Tonight was a first run of sorts for me. It was the first run back from a temporary hiatus in working out. I haven’t worked out in two whole weeks. The longest break I’ve had in a year and a half. Two weeks ago was a momentus occasion. I went to the gym with my brother and my mom and we all did a workout together. But since then, we’ve had grieving over the loss of both my grandparents, their house to sort through and pick items to keep, and then a quick turnaround from Michigan to a trip to Chicago for Phil and I.

In that time, I was so busy I actually didn’t mind the break and I think it helped me to heal some nagging injuries.

You couldn’t tell that to my body today. Because tonight was my first run back. It was also the first run in my new training plan. I officially have a new race to train for and I didn’t even see it coming. We met up with our friends Doug & Vicki on Monday night after we got back from Chicago and before they headed back to DC. And Vicki popped the question. Want to do a race with me this fall, it’s the Army 10-miler race in DC? Hmmmm… 10 miles doesn’t sound as scary as 13.1 and I’ve always wanted to do a run in DC. Plus, it’d be a great excuse to see our friends and spend a weekend up there at their place.

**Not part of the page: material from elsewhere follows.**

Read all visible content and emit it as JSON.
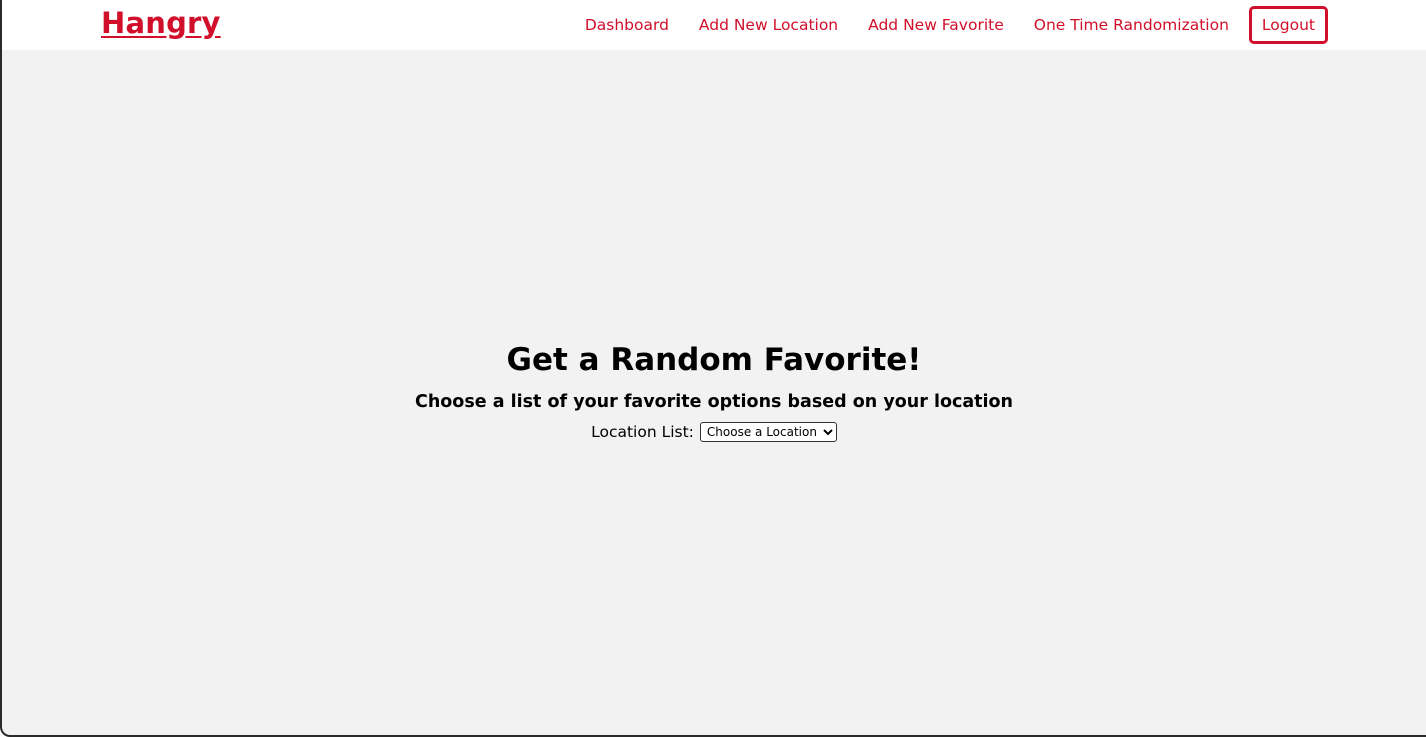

I don’t think I hesitated before I said yes. I suppose I should have asked my body first after the way it acted tonight. It felt a lot like the way you walk up old stairs in a historic home. It looks nice but as you step up you hear creaks and groans. A mile felt like ten but I’m hoping with a slow, gradual build up and heavy emphasis on a solid base of running, I can get to October 9th in one piece. It helps that the weekend before the race my brother gets married and I’d like to look good in the wedding. But still, when you’re doing the first run – whether it’s the first ever, the first back from a break, or the first in a new training plan – you are a little weary and hesitant. For me, the not-so-genetically gifted runner, I think I’ll have a two-fold approach to this training plan.

#1 – Focus on stretching. I’m going to do a weekly yoga class, stretch before and after every run, and in general work on loosening myself back up. My ligaments and tendons are tight.

#2 – Have an open mind. I’m not going to judge myself or put too much pressure. I’m just going to do the best I can and see what happens.